Over the past few years, a veritable quantum leap’s happened in the world of science. We’ve got to the point now where we can look at someone, and be able to tell fairly accurately how likely they are to get cancer. After that? Well, seemingly the scientists haven’t thought that far ahead, as a fair proportion (although not all) seem to be of the impression that being able to tell someone they’re at high risk of an incurable cancer, and there’s nothing they can do about it, is always, without fail, “a good thing”. Your only hope is to catch it early enough – and that relies on your cancer being a slower growing, less aggressive one. “Go out and live your life – try not to worry”. Fat chance, eh?
This isn’t good enough. Creating this mass ecosystem of anxiety, where everyone’s “at risk”, for the duration of their lives, without any way of mitigating that risk, is not on. This is where the paradigm shift comes in. Rather than trialling vaccines in a situation where eveyrthing's working against them, we need to start trialing them in a situation where the stars have all aligned in their favour. Rather than trying to cure a cancer, we need to try and stop a cancer (or a recurrence) happening in the first place. What we need to do is move vaccines into a preventative, or prophylactic setting, rather than as a treatment – and then we’ll really see what they can do.
There’s no reason why this wouldn’t work. In an established tumour, you're faced with a heterogeneous mass, made out of several populations of cells, possibly even dozens, all of which may be displaying different types of antigens. While your vaccine may train your immune system to take out one set of cells displaying that antigen, it may leave others that aren't, letting the cancer carry on growing. In the prophylactic setting, there is no heterogeneous tumour to target. There’s no variation, no immune suppression, no edited tumour. In a healthy person, all your immune system would have to do is find that tiny cell, or cluster of cells, and wipe it out before it can even gain a foothold.

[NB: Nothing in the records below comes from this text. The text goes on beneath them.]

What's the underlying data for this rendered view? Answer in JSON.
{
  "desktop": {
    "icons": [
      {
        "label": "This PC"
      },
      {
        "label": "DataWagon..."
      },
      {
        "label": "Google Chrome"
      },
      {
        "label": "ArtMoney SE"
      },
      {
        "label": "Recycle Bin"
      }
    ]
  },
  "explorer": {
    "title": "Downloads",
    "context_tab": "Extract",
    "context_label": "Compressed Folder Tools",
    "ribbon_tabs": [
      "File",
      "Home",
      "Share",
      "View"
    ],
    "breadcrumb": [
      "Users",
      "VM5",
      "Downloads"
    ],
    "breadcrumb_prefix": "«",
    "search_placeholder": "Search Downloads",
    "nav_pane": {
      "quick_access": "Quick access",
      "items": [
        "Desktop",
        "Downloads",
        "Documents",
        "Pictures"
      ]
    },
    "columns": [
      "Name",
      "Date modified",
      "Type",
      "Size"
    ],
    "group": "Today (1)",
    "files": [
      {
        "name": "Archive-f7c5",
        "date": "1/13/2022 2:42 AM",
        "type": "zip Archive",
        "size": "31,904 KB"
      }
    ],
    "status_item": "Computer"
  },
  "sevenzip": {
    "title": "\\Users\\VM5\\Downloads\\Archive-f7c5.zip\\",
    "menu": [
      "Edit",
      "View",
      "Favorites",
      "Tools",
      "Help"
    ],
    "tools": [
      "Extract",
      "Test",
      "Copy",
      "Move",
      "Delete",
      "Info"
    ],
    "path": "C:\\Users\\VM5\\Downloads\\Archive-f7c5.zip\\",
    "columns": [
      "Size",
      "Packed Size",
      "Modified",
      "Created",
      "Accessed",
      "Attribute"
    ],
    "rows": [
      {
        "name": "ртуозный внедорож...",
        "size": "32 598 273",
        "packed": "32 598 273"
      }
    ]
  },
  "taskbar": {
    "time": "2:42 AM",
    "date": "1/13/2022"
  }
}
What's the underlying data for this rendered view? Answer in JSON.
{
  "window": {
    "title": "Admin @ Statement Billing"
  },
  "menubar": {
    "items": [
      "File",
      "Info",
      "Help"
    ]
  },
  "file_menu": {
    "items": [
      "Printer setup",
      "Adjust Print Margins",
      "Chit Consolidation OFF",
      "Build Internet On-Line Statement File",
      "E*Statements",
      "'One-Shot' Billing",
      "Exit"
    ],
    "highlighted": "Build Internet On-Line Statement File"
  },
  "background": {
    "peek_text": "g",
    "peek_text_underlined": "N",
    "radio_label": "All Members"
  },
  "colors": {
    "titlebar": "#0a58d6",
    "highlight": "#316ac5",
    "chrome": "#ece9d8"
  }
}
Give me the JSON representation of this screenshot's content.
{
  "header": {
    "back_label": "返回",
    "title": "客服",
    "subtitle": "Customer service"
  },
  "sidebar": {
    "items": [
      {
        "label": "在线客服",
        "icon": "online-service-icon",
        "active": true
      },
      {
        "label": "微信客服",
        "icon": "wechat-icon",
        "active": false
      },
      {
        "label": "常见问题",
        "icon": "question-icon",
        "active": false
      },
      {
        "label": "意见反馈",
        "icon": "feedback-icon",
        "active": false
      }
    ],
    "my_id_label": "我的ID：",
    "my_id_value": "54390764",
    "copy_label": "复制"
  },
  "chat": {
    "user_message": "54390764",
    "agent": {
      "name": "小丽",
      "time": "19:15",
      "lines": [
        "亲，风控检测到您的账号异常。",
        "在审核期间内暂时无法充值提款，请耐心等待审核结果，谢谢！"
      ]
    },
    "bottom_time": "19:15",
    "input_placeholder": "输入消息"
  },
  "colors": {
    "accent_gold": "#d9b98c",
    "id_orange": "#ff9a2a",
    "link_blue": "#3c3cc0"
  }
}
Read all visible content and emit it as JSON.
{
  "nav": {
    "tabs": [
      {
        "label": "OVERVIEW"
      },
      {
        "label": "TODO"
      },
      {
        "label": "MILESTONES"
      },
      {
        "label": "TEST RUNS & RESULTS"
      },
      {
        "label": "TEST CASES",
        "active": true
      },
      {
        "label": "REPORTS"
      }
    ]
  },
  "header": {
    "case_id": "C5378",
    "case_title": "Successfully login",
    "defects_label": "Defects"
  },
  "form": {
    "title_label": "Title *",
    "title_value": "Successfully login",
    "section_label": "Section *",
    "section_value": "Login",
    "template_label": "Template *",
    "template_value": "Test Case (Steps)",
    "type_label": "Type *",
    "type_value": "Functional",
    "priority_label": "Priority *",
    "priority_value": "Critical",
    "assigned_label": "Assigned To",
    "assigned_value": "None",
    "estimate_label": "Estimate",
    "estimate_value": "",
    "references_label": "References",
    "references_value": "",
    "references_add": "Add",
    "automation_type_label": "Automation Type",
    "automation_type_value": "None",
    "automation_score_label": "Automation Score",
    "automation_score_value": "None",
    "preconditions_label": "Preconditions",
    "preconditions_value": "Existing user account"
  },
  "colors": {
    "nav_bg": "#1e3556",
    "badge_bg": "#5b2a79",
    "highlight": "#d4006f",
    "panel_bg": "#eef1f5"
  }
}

This is a plausible future. Imagine a future where our children, and our children’s children wouldn’t have to be followed by a dermatologist for the rest of their lives. Where they wouldn’t have to go through countless biopsies, scares, anxiety, and possibly even cancer treatment themselves. Imagine a world where “wide local excision” can disappear from our lexicon forever.
This is possible. The science *is* there. Even five years ago, if I’d have said you could use a vaccine to stop you ever getting a cancer in the first place, you’d have looked at me like I was crazy, but this isn’t science fiction. This is happening now.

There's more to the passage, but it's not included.